The People of the State of New York, Respondent, v Walter Young, Appellant.
    [598 NYS2d 222]
   —Judgment, Supreme Court, New York County (Howard E. Bell, J.), rendered August 2, 1992, convicting defendant, upon his guilty plea, of attempted murder in the second degree, and sentencing him to a term of 3 Vs to 10 years, unanimously affirmed.

Defendant failed to show that defense counsel did not effectively represent him prior to his plea (People v Baldi, 54 NY2d 137). To the contrary, counsel used sound judgment in advising the defendant to plead guilty in the face of overwhelming evidence of defendant’s guilt in order to receive a reduced sentence.

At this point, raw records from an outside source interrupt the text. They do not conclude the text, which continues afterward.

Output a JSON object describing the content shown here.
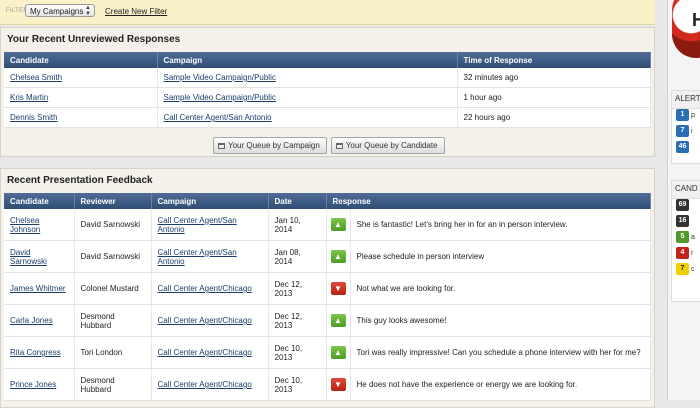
{
  "filterbar": {
    "label": "FILTER",
    "select_value": "My Campaigns",
    "new_filter_link": "Create New Filter"
  },
  "unreviewed": {
    "title": "Your Recent Unreviewed Responses",
    "headers": [
      "Candidate",
      "Campaign",
      "Time of Response"
    ],
    "rows": [
      {
        "candidate": "Chelsea Smith",
        "campaign": "Sample Video Campaign/Public",
        "time": "32 minutes ago"
      },
      {
        "candidate": "Kris Martin",
        "campaign": "Sample Video Campaign/Public",
        "time": "1 hour ago"
      },
      {
        "candidate": "Dennis Smith",
        "campaign": "Call Center Agent/San Antonio",
        "time": "22 hours ago"
      }
    ],
    "buttons": {
      "by_campaign": "Your Queue by Campaign",
      "by_candidate": "Your Queue by Candidate"
    }
  },
  "feedback": {
    "title": "Recent Presentation Feedback",
    "headers": [
      "Candidate",
      "Reviewer",
      "Campaign",
      "Date",
      "Response",
      ""
    ],
    "rows": [
      {
        "candidate": "Chelsea Johnson",
        "reviewer": "David Sarnowski",
        "campaign": "Call Center Agent/San Antonio",
        "date": "Jan 10, 2014",
        "response": "up",
        "comment": "She is fantastic! Let's bring her in for an in person interview."
      },
      {
        "candidate": "David Sarnowski",
        "reviewer": "David Sarnowski",
        "campaign": "Call Center Agent/San Antonio",
        "date": "Jan 08, 2014",
        "response": "up",
        "comment": "Please schedule in person interview"
      },
      {
        "candidate": "James Whitmer",
        "reviewer": "Colonel Mustard",
        "campaign": "Call Center Agent/Chicago",
        "date": "Dec 12, 2013",
        "response": "down",
        "comment": "Not what we are looking for."
      },
      {
        "candidate": "Carla Jones",
        "reviewer": "Desmond Hubbard",
        "campaign": "Call Center Agent/Chicago",
        "date": "Dec 12, 2013",
        "response": "up",
        "comment": "This guy looks awesome!"
      },
      {
        "candidate": "Rita Congress",
        "reviewer": "Tori London",
        "campaign": "Call Center Agent/Chicago",
        "date": "Dec 10, 2013",
        "response": "up",
        "comment": "Tori was really impressive! Can you schedule a phone interview with her for me?"
      },
      {
        "candidate": "Prince Jones",
        "reviewer": "Desmond Hubbard",
        "campaign": "Call Center Agent/Chicago",
        "date": "Dec 10, 2013",
        "response": "down",
        "comment": "He does not have the experience or energy we are looking for."
      }
    ]
  },
  "sidebar": {
    "logo_letter": "H",
    "alerts": {
      "heading": "ALERT",
      "items": [
        {
          "count": "1",
          "label": "p",
          "color": "#2a6fb5"
        },
        {
          "count": "7",
          "label": "i",
          "color": "#2a6fb5"
        },
        {
          "count": "46",
          "label": "",
          "color": "#2a6fb5"
        }
      ]
    },
    "candidates": {
      "heading": "CAND",
      "items": [
        {
          "count": "69",
          "label": "",
          "color": "#333333"
        },
        {
          "count": "16",
          "label": "",
          "color": "#333333"
        },
        {
          "count": "5",
          "label": "a",
          "color": "#4f9a2a"
        },
        {
          "count": "4",
          "label": "r",
          "color": "#c0241a"
        },
        {
          "count": "7",
          "label": "c",
          "color": "#f0d000"
        }
      ]
    }
  },
  "colors": {
    "thumb_up": "#5aa82f",
    "thumb_down": "#c72d20",
    "header_blue": "#3d5a82"
  }
}
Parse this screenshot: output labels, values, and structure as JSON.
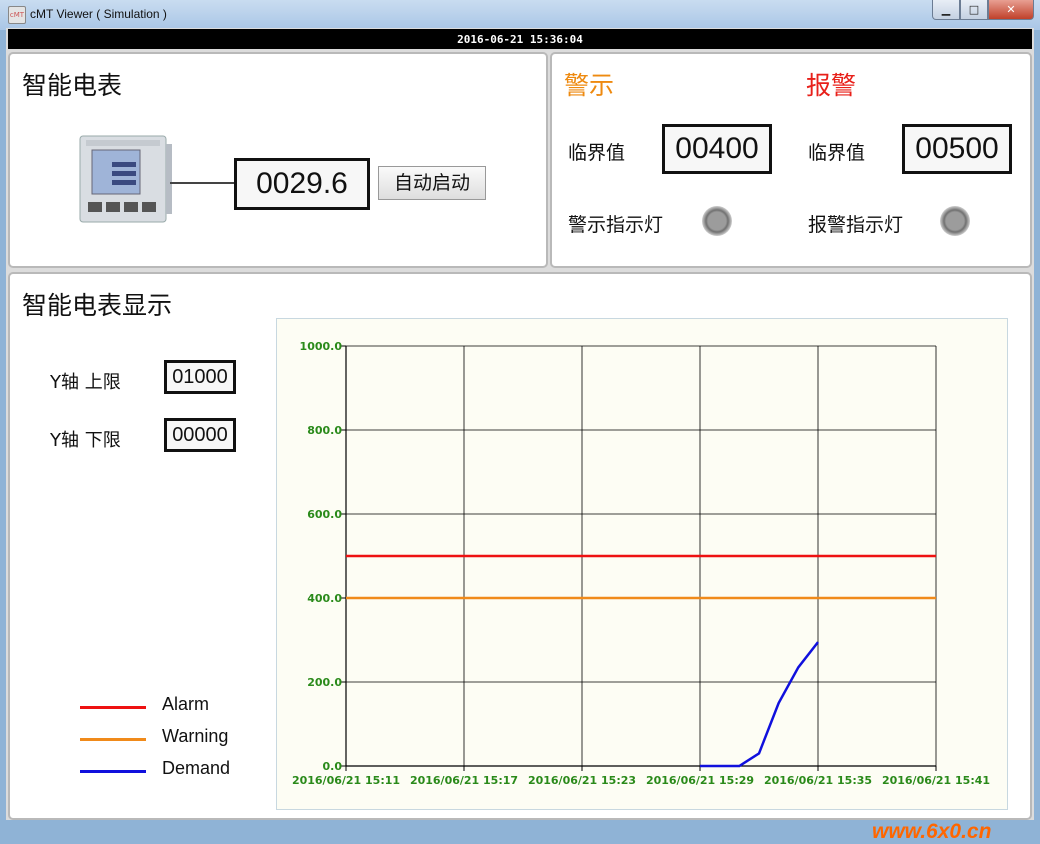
{
  "window": {
    "title": "cMT Viewer ( Simulation )",
    "icon": "cmt-app-icon"
  },
  "window_controls": {
    "minimize": "▁",
    "maximize": "□",
    "close": "✕"
  },
  "status_bar": {
    "datetime": "2016-06-21  15:36:04"
  },
  "meter_panel": {
    "title": "智能电表",
    "reading": "0029.6",
    "start_button": "自动启动",
    "device_image": "smart-power-meter"
  },
  "alert_panel": {
    "warning": {
      "title": "警示",
      "threshold_label": "临界值",
      "threshold_value": "00400",
      "lamp_label": "警示指示灯",
      "color": "#ee8a10"
    },
    "alarm": {
      "title": "报警",
      "threshold_label": "临界值",
      "threshold_value": "00500",
      "lamp_label": "报警指示灯",
      "color": "#e8201a"
    }
  },
  "trend_panel": {
    "title": "智能电表显示",
    "y_upper_label": "Y轴 上限",
    "y_upper_value": "01000",
    "y_lower_label": "Y轴 下限",
    "y_lower_value": "00000",
    "legend": [
      {
        "name": "Alarm",
        "color": "#ee1111"
      },
      {
        "name": "Warning",
        "color": "#f08a1a"
      },
      {
        "name": "Demand",
        "color": "#1010dd"
      }
    ]
  },
  "chart_data": {
    "type": "line",
    "title": "",
    "ylim": [
      0,
      1000
    ],
    "y_ticks": [
      "0.0",
      "200.0",
      "400.0",
      "600.0",
      "800.0",
      "1000.0"
    ],
    "x_ticks": [
      "2016/06/21 15:11",
      "2016/06/21 15:17",
      "2016/06/21 15:23",
      "2016/06/21 15:29",
      "2016/06/21 15:35",
      "2016/06/21 15:41"
    ],
    "xlim_minutes": [
      0,
      30
    ],
    "grid": true,
    "tick_color": "#2a8a1a",
    "series": [
      {
        "name": "Alarm",
        "color": "#ee1111",
        "x": [
          0,
          30
        ],
        "values": [
          500,
          500
        ]
      },
      {
        "name": "Warning",
        "color": "#f08a1a",
        "x": [
          0,
          30
        ],
        "values": [
          400,
          400
        ]
      },
      {
        "name": "Demand",
        "color": "#1010dd",
        "x": [
          18,
          19,
          20,
          21,
          22,
          23,
          24
        ],
        "values": [
          0,
          0,
          0,
          30,
          150,
          235,
          295
        ]
      }
    ]
  },
  "watermark": "www.6x0.cn"
}
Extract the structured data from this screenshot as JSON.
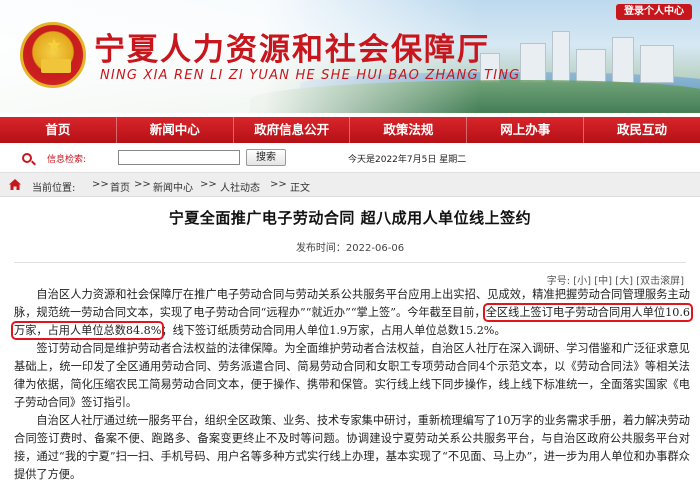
{
  "header": {
    "site_title": "宁夏人力资源和社会保障厅",
    "site_pinyin": "NING XIA REN LI ZI YUAN HE SHE HUI BAO ZHANG TING",
    "login_label": "登录个人中心"
  },
  "nav": {
    "items": [
      {
        "label": "首页"
      },
      {
        "label": "新闻中心"
      },
      {
        "label": "政府信息公开"
      },
      {
        "label": "政策法规"
      },
      {
        "label": "网上办事"
      },
      {
        "label": "政民互动"
      }
    ]
  },
  "search": {
    "label": "信息检索:",
    "value": "",
    "button": "搜索",
    "date_text": "今天是2022年7月5日 星期二"
  },
  "breadcrumb": {
    "label": "当前位置:",
    "items": [
      "首页",
      "新闻中心",
      "人社动态",
      "正文"
    ],
    "sep": ">>"
  },
  "article": {
    "title": "宁夏全面推广电子劳动合同 超八成用人单位线上签约",
    "pub_time": "发布时间：2022-06-06",
    "font_size_label": "字号: [小] [中] [大] [双击滚屏]",
    "p1_a": "自治区人力资源和社会保障厅在推广电子劳动合同与劳动关系公共服务平台应用上出实招、见成效，精准把握劳动合同管理服务主动脉，规范统一劳动合同文本，实现了电子劳动合同“远程办”“就近办”“掌上签”。今年截至目前，",
    "p1_hl": "全区线上签订电子劳动合同用人单位10.6万家，占用人单位总数84.8%",
    "p1_b": "；线下签订纸质劳动合同用人单位1.9万家，占用人单位总数15.2%。",
    "p2": "签订劳动合同是维护劳动者合法权益的法律保障。为全面维护劳动者合法权益，自治区人社厅在深入调研、学习借鉴和广泛征求意见基础上，统一印发了全区通用劳动合同、劳务派遣合同、简易劳动合同和女职工专项劳动合同4个示范文本，以《劳动合同法》等相关法律为依据，简化压缩农民工简易劳动合同文本，便于操作、携带和保管。实行线上线下同步操作，线上线下标准统一，全面落实国家《电子劳动合同》签订指引。",
    "p3": "自治区人社厅通过统一服务平台，组织全区政策、业务、技术专家集中研讨，重新梳理编写了10万字的业务需求手册，着力解决劳动合同签订费时、备案不便、跑路多、备案变更终止不及时等问题。协调建设宁夏劳动关系公共服务平台，与自治区政府公共服务平台对接，通过“我的宁夏”扫一扫、手机号码、用户名等多种方式实行线上办理，基本实现了“不见面、马上办”，进一步为用人单位和办事群众提供了方便。"
  }
}
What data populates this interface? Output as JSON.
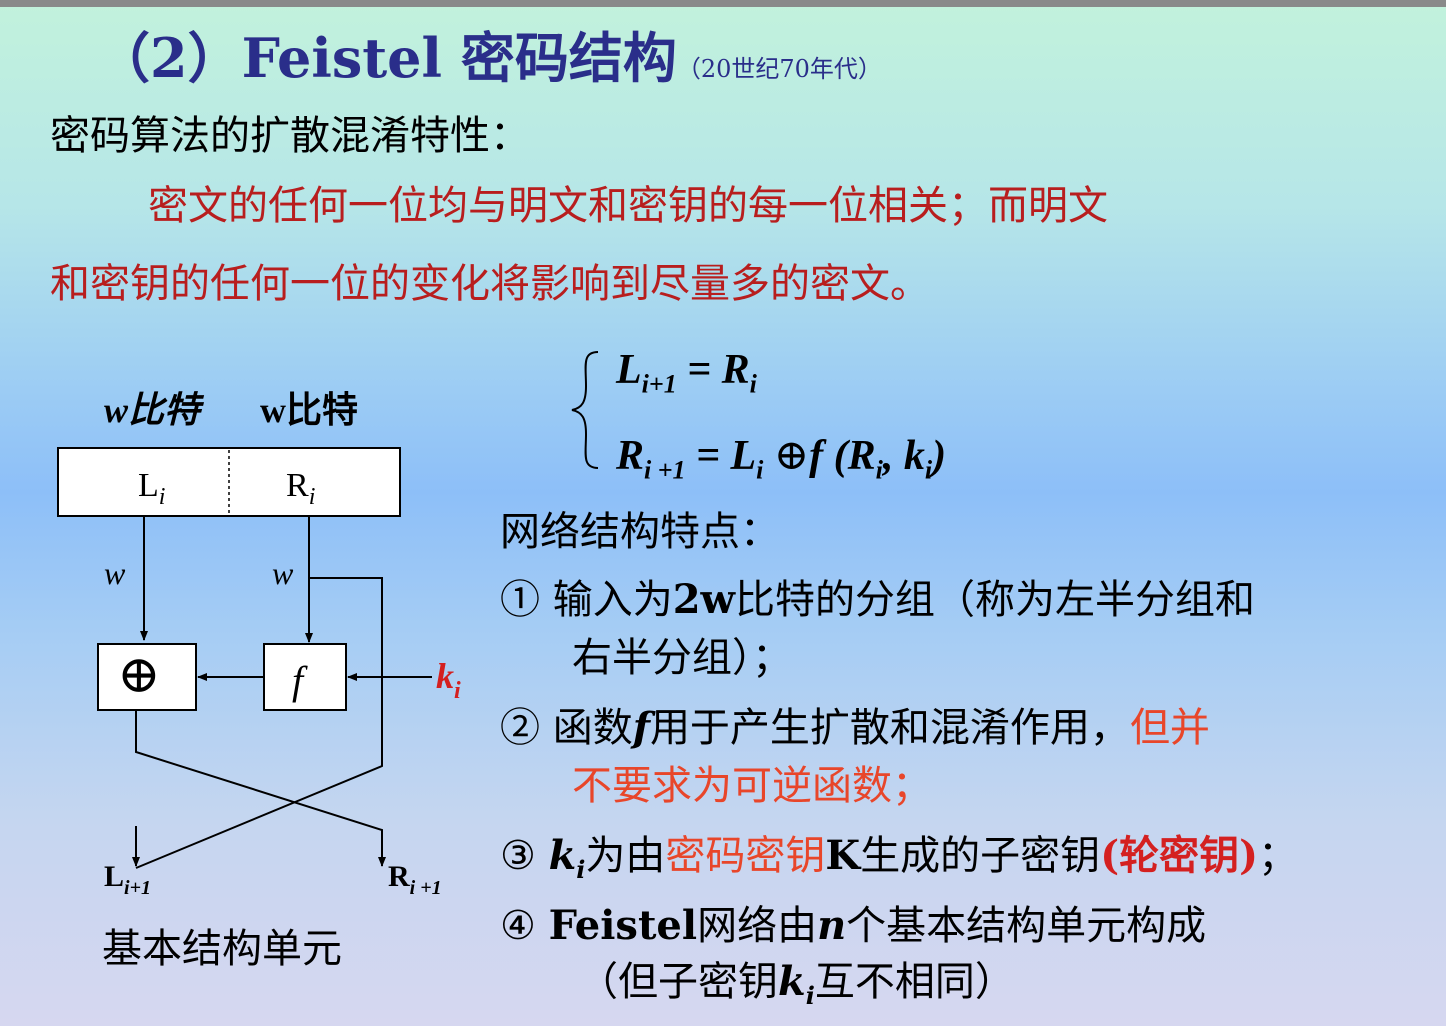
{
  "title": {
    "prefix": "（2）",
    "main": "Feistel 密码结构",
    "note": "（20世纪70年代）"
  },
  "diffusion": {
    "heading": "密码算法的扩散混淆特性：",
    "line1": "密文的任何一位均与明文和密钥的每一位相关；而明文",
    "line2": "和密钥的任何一位的变化将影响到尽量多的密文。"
  },
  "diagram": {
    "bits_left": "w比特",
    "bits_right": "w比特",
    "box_left": "L",
    "box_left_sub": "i",
    "box_right": "R",
    "box_right_sub": "i",
    "wire_left": "w",
    "wire_right": "w",
    "xor_symbol": "⊕",
    "func": "f",
    "key": "k",
    "key_sub": "i",
    "out_left": "L",
    "out_left_sub": "i+1",
    "out_right": "R",
    "out_right_sub": "i +1",
    "caption": "基本结构单元"
  },
  "equations": {
    "eq1_lhs": "L",
    "eq1_lhs_sub": "i+1",
    "eq1_rhs": "= R",
    "eq1_rhs_sub": "i",
    "eq2_lhs": "R",
    "eq2_lhs_sub": "i +1",
    "eq2_mid": "= L",
    "eq2_mid_sub": "i",
    "eq2_op": "⊕",
    "eq2_f": "f (R",
    "eq2_f_sub": "i",
    "eq2_comma": ", k",
    "eq2_k_sub": "i",
    "eq2_close": ")"
  },
  "features": {
    "heading": "网络结构特点：",
    "item1_a": "① 输入为",
    "item1_b": "2w",
    "item1_c": "比特的分组（称为左半分组和",
    "item1_d": "右半分组）；",
    "item2_a": "② 函数",
    "item2_f": "f",
    "item2_b": "用于产生扩散和混淆作用，",
    "item2_red1": "但并",
    "item2_red2": "不要求为可逆函数；",
    "item3_num": "③",
    "item3_k": "k",
    "item3_sub": "i",
    "item3_a": "为由",
    "item3_red": "密码密钥",
    "item3_K": "K",
    "item3_b": "生成的子密钥",
    "item3_red2": "(轮密钥)",
    "item3_end": "；",
    "item4_a": "④ ",
    "item4_feistel": "Feistel",
    "item4_b": "网络由",
    "item4_n": "n",
    "item4_c": "个基本结构单元构成",
    "item4_d": "（但子密钥",
    "item4_k": "k",
    "item4_sub": "i",
    "item4_e": "互不相同）"
  },
  "colors": {
    "title": "#2a2e8a",
    "red_text": "#b81e1e",
    "highlight": "#e8462a",
    "key_label": "#d42020"
  }
}
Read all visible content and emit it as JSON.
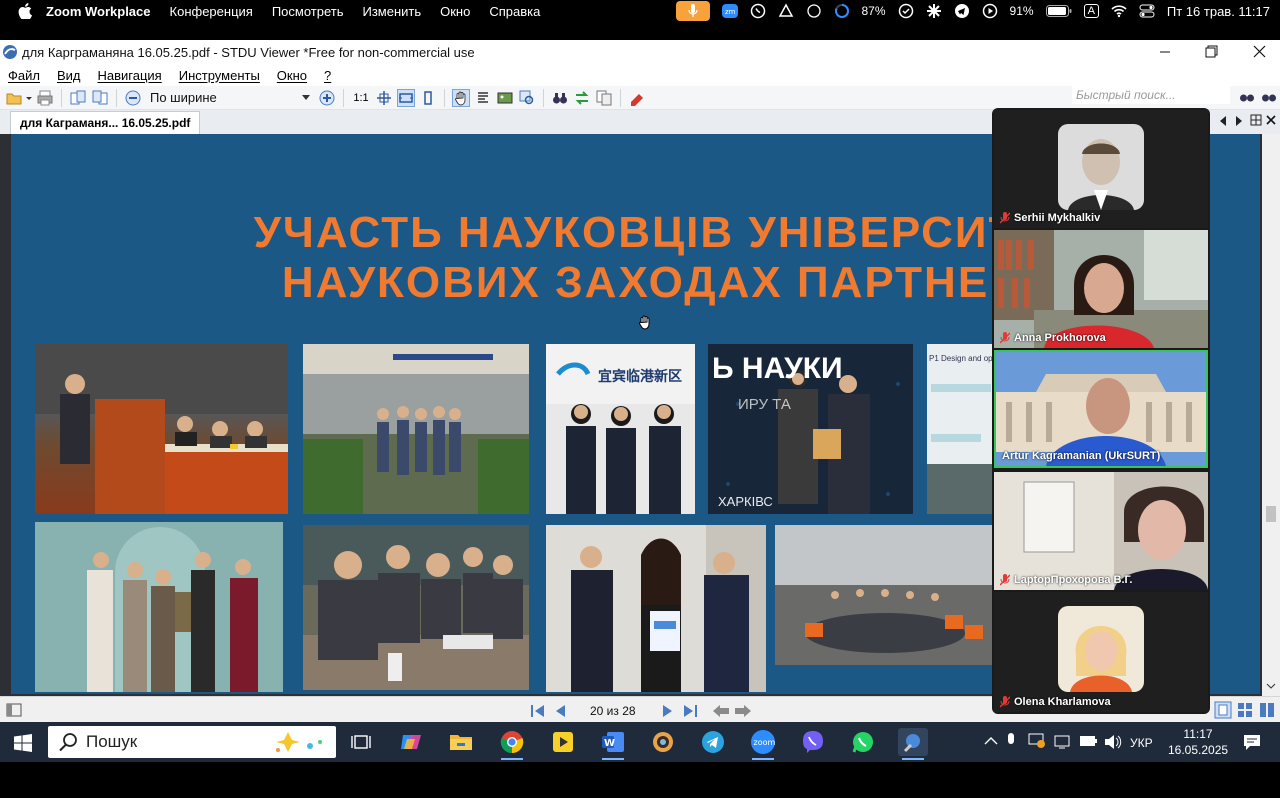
{
  "mac_menu": {
    "app_name": "Zoom Workplace",
    "items": [
      "Конференция",
      "Посмотреть",
      "Изменить",
      "Окно",
      "Справка"
    ],
    "battery_percent": "87%",
    "battery2_percent": "91%",
    "input_lang": "A",
    "datetime": "Пт 16 трав.  11:17"
  },
  "viewer": {
    "title": "для Карграманяна   16.05.25.pdf - STDU Viewer *Free for non-commercial use",
    "menu": [
      "Файл",
      "Вид",
      "Навигация",
      "Инструменты",
      "Окно",
      "?"
    ],
    "zoom_mode": "По ширине",
    "actual_size_label": "1:1",
    "search_placeholder": "Быстрый поиск...",
    "tab_label": "для Каграманя... 16.05.25.pdf",
    "page_indicator": "20 из 28"
  },
  "slide": {
    "headline_line1": "УЧАСТЬ НАУКОВЦІВ УНІВЕРСИТ",
    "headline_line2": "НАУКОВИХ ЗАХОДАХ ПАРТНЕ",
    "photo3_sign": "宜宾临港新区",
    "photo4_banner": "Ь НАУКИ",
    "photo4_sub": "ИРУ ТА",
    "photo4_footer": "ХАРКІВС",
    "photo5_text": "P1 Design and opt"
  },
  "participants": [
    {
      "name": "Serhii Mykhalkiv",
      "muted": true
    },
    {
      "name": "Anna Prokhorova",
      "muted": true
    },
    {
      "name": "Artur Kagramanian (UkrSURT)",
      "muted": false,
      "active": true
    },
    {
      "name": "LaptopПрохорова В.Г.",
      "muted": true
    },
    {
      "name": "Olena Kharlamova",
      "muted": true
    }
  ],
  "taskbar": {
    "search_label": "Пошук",
    "lang": "УКР",
    "time": "11:17",
    "date": "16.05.2025"
  },
  "colors": {
    "slide_bg": "#1c5885",
    "headline": "#f07a2f",
    "active_speaker": "#35c759"
  }
}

Defendant’s assertion that his attorney coerced him into pleading guilty is refuted by the plea colloquy which demonstrates that defendant knowingly and intelligently acknowledged that he committed the crime charged. Accordingly, defendant’s motion to withdraw his guilty plea was properly denied (see, People v Nixon, 21 NY2d 338). Concur—Carro, J. P., Ellerin, Wallach, Ross and Rubin, JJ.